We had quaffed a nice glass of Henriot Brut Souverain on arrival with sweet paprika and black pepper and lemon popcorn and were whisked downstairs to the chef’s table which directly faced onto the chrome kitchen. This is the third chef’s table I’ve had the fortune of trying and it was by far the most exciting as there was real interaction between the chefs and diners with no pane of glass to drown out the expletives that would be thrown around by executive chef Mark Askew as the evening progressed.
We grazed on parmesan and black olive polenta chips with tomato sauce (posh chips) which were pleasant but not mind-blowing. The next course of Cinco Jotas Jamon was and was washed down with a gorgeously fruity glass of Wien 1 Austrian white wine. The coarse ham, we were told, is the most expensive in the world. I wouldn’t mind being a 5J ham -bar the slaughter obviously- the piggies spend most of their lives roaming around beautiful woodlands in Western Spain and snuffling acorns which gives their flesh a really rich nutty flavour. It was some of the nicest ham I’ve ever tasted and the thought of eating slimy supermarket Parma ham again makes me sad. Next to the plating up counter they had a whole leg of it in a vice that looked very similar to the ham I photographed in my last Borough post. I asked our host how much it would cost and he said around £350!
The next amuse bouche of onion veloute with chives was served in a miniature chefs hat and was divinely creamy, I would have liked a whole bowl of it and mopped up the last dregs with a piece of crusty bread.
Next came crispy veal sweetbread with choucroute carrots and a sherry vinegar sauce.
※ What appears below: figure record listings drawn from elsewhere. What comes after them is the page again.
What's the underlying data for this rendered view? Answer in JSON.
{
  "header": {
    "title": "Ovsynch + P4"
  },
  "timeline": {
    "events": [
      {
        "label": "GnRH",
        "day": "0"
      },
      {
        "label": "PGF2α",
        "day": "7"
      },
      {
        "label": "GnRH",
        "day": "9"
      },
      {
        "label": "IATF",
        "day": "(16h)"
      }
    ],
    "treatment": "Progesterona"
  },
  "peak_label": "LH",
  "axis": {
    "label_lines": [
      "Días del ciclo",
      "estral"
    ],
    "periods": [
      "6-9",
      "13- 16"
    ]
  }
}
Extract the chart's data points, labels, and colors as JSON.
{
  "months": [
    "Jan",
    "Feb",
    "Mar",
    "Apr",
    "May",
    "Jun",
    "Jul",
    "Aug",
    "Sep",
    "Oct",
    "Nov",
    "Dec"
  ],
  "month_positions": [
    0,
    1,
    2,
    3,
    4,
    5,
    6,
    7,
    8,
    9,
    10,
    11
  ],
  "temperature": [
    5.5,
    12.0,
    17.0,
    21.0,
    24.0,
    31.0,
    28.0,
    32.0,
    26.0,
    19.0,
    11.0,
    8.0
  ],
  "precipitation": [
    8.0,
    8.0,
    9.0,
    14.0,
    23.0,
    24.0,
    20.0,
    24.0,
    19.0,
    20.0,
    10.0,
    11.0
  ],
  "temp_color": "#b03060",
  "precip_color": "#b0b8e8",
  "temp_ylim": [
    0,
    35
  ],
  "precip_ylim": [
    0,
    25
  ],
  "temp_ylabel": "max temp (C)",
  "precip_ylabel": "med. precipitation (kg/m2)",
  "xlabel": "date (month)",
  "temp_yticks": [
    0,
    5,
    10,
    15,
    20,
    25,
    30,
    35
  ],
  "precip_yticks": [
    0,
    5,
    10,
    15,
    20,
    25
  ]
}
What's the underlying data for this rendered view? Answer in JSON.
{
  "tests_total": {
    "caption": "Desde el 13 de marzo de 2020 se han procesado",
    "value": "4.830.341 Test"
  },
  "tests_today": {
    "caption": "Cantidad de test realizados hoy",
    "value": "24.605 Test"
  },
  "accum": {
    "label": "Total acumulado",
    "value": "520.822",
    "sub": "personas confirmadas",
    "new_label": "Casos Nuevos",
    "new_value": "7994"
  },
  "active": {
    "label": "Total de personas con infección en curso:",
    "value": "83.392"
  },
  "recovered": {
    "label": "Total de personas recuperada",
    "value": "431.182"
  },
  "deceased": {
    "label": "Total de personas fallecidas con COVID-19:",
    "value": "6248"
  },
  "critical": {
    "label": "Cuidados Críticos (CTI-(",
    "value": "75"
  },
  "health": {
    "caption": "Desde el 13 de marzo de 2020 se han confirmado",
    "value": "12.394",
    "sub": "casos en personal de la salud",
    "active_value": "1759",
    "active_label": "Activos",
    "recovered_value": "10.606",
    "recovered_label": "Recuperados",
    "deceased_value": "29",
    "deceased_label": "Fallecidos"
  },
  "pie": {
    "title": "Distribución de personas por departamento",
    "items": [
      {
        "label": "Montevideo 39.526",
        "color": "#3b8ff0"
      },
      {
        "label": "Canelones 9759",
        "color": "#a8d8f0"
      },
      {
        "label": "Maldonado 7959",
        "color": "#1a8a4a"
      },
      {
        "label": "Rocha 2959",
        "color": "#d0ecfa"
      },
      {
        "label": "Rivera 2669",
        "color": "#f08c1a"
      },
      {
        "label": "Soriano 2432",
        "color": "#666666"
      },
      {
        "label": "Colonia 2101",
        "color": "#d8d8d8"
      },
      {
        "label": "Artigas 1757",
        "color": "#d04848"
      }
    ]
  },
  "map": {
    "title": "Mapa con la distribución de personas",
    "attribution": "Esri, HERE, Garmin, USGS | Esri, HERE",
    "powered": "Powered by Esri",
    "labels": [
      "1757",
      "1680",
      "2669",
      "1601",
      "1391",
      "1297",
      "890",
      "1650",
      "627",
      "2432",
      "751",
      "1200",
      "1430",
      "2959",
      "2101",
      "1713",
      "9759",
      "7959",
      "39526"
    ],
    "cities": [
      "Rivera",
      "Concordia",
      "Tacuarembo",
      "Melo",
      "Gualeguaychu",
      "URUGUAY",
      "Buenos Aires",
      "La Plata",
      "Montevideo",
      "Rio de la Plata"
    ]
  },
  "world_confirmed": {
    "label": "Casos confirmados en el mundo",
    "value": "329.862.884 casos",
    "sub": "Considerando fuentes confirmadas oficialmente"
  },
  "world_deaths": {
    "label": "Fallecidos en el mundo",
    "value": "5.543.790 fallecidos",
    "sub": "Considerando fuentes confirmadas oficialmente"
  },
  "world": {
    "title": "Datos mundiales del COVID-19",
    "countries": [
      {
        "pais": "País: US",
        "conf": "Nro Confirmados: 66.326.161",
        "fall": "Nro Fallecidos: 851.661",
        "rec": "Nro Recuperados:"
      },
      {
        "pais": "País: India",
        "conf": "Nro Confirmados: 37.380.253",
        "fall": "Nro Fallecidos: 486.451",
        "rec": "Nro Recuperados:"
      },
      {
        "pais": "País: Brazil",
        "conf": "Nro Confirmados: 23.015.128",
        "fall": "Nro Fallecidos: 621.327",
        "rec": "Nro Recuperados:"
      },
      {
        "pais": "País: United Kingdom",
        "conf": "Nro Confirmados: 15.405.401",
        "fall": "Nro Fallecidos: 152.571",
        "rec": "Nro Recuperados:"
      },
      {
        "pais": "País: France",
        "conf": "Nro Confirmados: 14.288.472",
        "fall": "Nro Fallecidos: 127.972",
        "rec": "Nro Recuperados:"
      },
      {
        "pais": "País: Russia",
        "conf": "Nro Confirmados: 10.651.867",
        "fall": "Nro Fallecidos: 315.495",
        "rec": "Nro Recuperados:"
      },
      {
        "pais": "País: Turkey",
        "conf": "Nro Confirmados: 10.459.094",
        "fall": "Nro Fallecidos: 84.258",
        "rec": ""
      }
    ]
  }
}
The texture of the carrots against the meaty sweetbread was lovely, some of the group found the vinegar a bit overpowering but I’m always overly liberal with it on salads so found it just right. Sweetbreads are another food that I have to detach myself from when eating and just taste the flavours as thinking about a gland of an animal unsurprisingly makes me lose my appetite. Silly really as one eats their muscle and skin without a second thought.
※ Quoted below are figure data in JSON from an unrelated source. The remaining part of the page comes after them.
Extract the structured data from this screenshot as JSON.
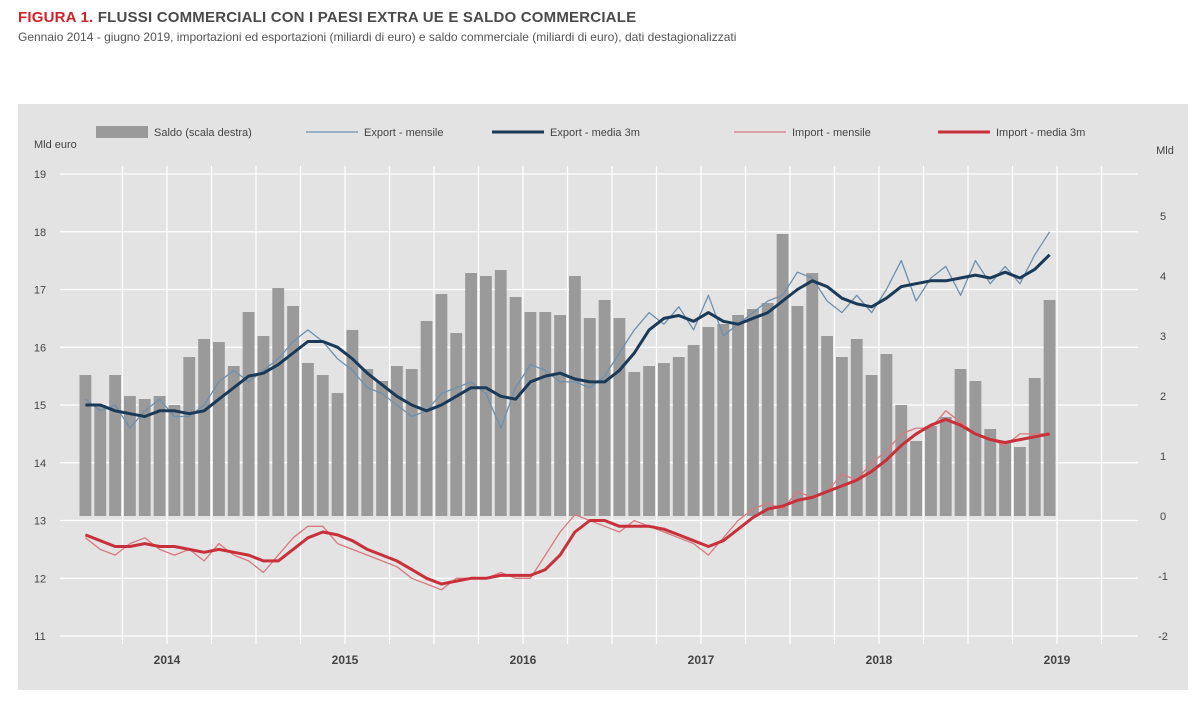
{
  "header": {
    "figure_label": "FIGURA 1.",
    "title": "FLUSSI COMMERCIALI CON I PAESI EXTRA UE E SALDO COMMERCIALE",
    "subtitle": "Gennaio 2014 - giugno 2019, importazioni ed esportazioni (miliardi di euro) e saldo commerciale (miliardi di euro), dati destagionalizzati"
  },
  "colors": {
    "balance_bars": "#9a9a9a",
    "export": "#1b3a57",
    "export_monthly": "#6f90ad",
    "import": "#c8313c",
    "import_monthly": "#d87a80",
    "panel_background": "#e3e3e3",
    "grid": "#ffffff"
  },
  "chart_data": {
    "type": "bar",
    "legend_position": "top",
    "grid": true,
    "legend": [
      "Saldo (scala destra)",
      "Export - mensile",
      "Export - media 3m",
      "Import - mensile",
      "Import - media 3m"
    ],
    "yleft_label": "Mld euro",
    "yright_label": "Mld",
    "yleft_ticks": [
      "11",
      "12",
      "13",
      "14",
      "15",
      "16",
      "17",
      "18",
      "19"
    ],
    "yright_ticks": [
      "-2",
      "-1",
      "0",
      "1",
      "2",
      "3",
      "4",
      "5"
    ],
    "yleft_lim": [
      11,
      19
    ],
    "yright_lim": [
      -2,
      5.7
    ],
    "x_labels": [
      "2014",
      "2015",
      "2016",
      "2017",
      "2018",
      "2019"
    ],
    "x_start": "2014-01",
    "series": [
      {
        "name": "Saldo (scala destra)",
        "kind": "bar",
        "axis": "right",
        "values": [
          2.35,
          1.85,
          2.35,
          2.0,
          1.95,
          2.0,
          1.85,
          2.65,
          2.95,
          2.9,
          2.5,
          3.4,
          3.0,
          3.8,
          3.5,
          2.55,
          2.35,
          2.05,
          3.1,
          2.45,
          2.25,
          2.5,
          2.45,
          3.25,
          3.7,
          3.05,
          4.05,
          4.0,
          4.1,
          3.65,
          3.4,
          3.4,
          3.35,
          4.0,
          3.3,
          3.6,
          3.3,
          2.4,
          2.5,
          2.55,
          2.65,
          2.85,
          3.15,
          3.2,
          3.35,
          3.45,
          3.55,
          4.7,
          3.5,
          4.05,
          3.0,
          2.65,
          2.95,
          2.35,
          2.7,
          1.85,
          1.25,
          1.5,
          1.65,
          2.45,
          2.25,
          1.45,
          1.25,
          1.15,
          2.3,
          3.6
        ]
      },
      {
        "name": "Export - mensile",
        "kind": "line",
        "axis": "left",
        "values": [
          15.1,
          14.9,
          15.0,
          14.6,
          14.9,
          15.1,
          14.8,
          14.8,
          15.0,
          15.4,
          15.6,
          15.4,
          15.6,
          15.8,
          16.1,
          16.3,
          16.1,
          15.8,
          15.6,
          15.3,
          15.2,
          15.0,
          14.8,
          14.9,
          15.2,
          15.3,
          15.4,
          15.2,
          14.6,
          15.3,
          15.7,
          15.6,
          15.4,
          15.4,
          15.3,
          15.5,
          15.9,
          16.3,
          16.6,
          16.4,
          16.7,
          16.3,
          16.9,
          16.2,
          16.4,
          16.6,
          16.8,
          16.9,
          17.3,
          17.2,
          16.8,
          16.6,
          16.9,
          16.6,
          17.0,
          17.5,
          16.8,
          17.2,
          17.4,
          16.9,
          17.5,
          17.1,
          17.4,
          17.1,
          17.6,
          18.0
        ]
      },
      {
        "name": "Export - media 3m",
        "kind": "line",
        "axis": "left",
        "values": [
          15.0,
          15.0,
          14.9,
          14.85,
          14.8,
          14.9,
          14.9,
          14.85,
          14.9,
          15.1,
          15.3,
          15.5,
          15.55,
          15.7,
          15.9,
          16.1,
          16.1,
          16.0,
          15.8,
          15.55,
          15.35,
          15.15,
          15.0,
          14.9,
          15.0,
          15.15,
          15.3,
          15.3,
          15.15,
          15.1,
          15.4,
          15.5,
          15.55,
          15.45,
          15.4,
          15.4,
          15.6,
          15.9,
          16.3,
          16.5,
          16.55,
          16.45,
          16.6,
          16.45,
          16.4,
          16.5,
          16.6,
          16.8,
          17.0,
          17.15,
          17.05,
          16.85,
          16.75,
          16.7,
          16.85,
          17.05,
          17.1,
          17.15,
          17.15,
          17.2,
          17.25,
          17.2,
          17.3,
          17.2,
          17.35,
          17.6
        ]
      },
      {
        "name": "Import - mensile",
        "kind": "line",
        "axis": "left",
        "values": [
          12.7,
          12.5,
          12.4,
          12.6,
          12.7,
          12.5,
          12.4,
          12.5,
          12.3,
          12.6,
          12.4,
          12.3,
          12.1,
          12.4,
          12.7,
          12.9,
          12.9,
          12.6,
          12.5,
          12.4,
          12.3,
          12.2,
          12.0,
          11.9,
          11.8,
          12.0,
          12.0,
          12.0,
          12.1,
          12.0,
          12.0,
          12.4,
          12.8,
          13.1,
          13.0,
          12.9,
          12.8,
          13.0,
          12.9,
          12.8,
          12.7,
          12.6,
          12.4,
          12.7,
          13.0,
          13.2,
          13.3,
          13.2,
          13.5,
          13.4,
          13.5,
          13.8,
          13.7,
          14.0,
          14.2,
          14.5,
          14.6,
          14.6,
          14.9,
          14.7,
          14.5,
          14.4,
          14.3,
          14.5,
          14.5,
          14.5
        ]
      },
      {
        "name": "Import - media 3m",
        "kind": "line",
        "axis": "left",
        "values": [
          12.75,
          12.65,
          12.55,
          12.55,
          12.6,
          12.55,
          12.55,
          12.5,
          12.45,
          12.5,
          12.45,
          12.4,
          12.3,
          12.3,
          12.5,
          12.7,
          12.8,
          12.75,
          12.65,
          12.5,
          12.4,
          12.3,
          12.15,
          12.0,
          11.9,
          11.95,
          12.0,
          12.0,
          12.05,
          12.05,
          12.05,
          12.15,
          12.4,
          12.8,
          13.0,
          13.0,
          12.9,
          12.9,
          12.9,
          12.85,
          12.75,
          12.65,
          12.55,
          12.65,
          12.85,
          13.05,
          13.2,
          13.25,
          13.35,
          13.4,
          13.5,
          13.6,
          13.7,
          13.85,
          14.05,
          14.3,
          14.5,
          14.65,
          14.75,
          14.65,
          14.5,
          14.4,
          14.35,
          14.4,
          14.45,
          14.5
        ]
      }
    ]
  }
}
The great thing about a chef's table is that it pushes you to try dishes that you would not naturally choose off the menu. A case in point is the next course, which was John Dory with mushrooms lardons and a classic Bordelaise sauce. I wouldn’t think of putting a punchy red wine sauce with fish but it was really flavoursome and held its own. We had a lovely Pinor noir with it – Harwood Hall (2008) from New Zealand. This was very drinkable and my favourite tipple of the evening so I’m hoping I can find somewhere local that stocks it at a reasonable price.
A blink of an eye later and our smiling host was back with a round of Meyer lemon cones to cleanse the palette. The Meyer lemon is apparently like a hybrid of a lemon and a sweet orange. We inhaled the refreshing citrus syllabub and munched through the biscuity cone in a matter of seconds.
First pudding out was fennel crème brulee which had the perfect crunch – I’m not keen on liquorice/anise but the fennel seeds added a really subtle aromatic dimension to the custardy vanilla cream. Gordon has a guest chef recipe for Waitrose which sounds very similar and one I plan to give a go.
Warm, comforting eggy Madeleine cakes from the oven appeared after with my macchiato along with cocoa dusted chocolate almonds and dark square chocolate thins housed in something that resembled a narrow cigar humidor but by this point the table (apart from me) was defeated.
The whole meal was so memorable, not because of the buzz of being at a new opening, which was exciting, or because the menu homed in on personal favourites, which it did, but because the brash risk-taking Ramsay is often accused of was nowhere to be seen.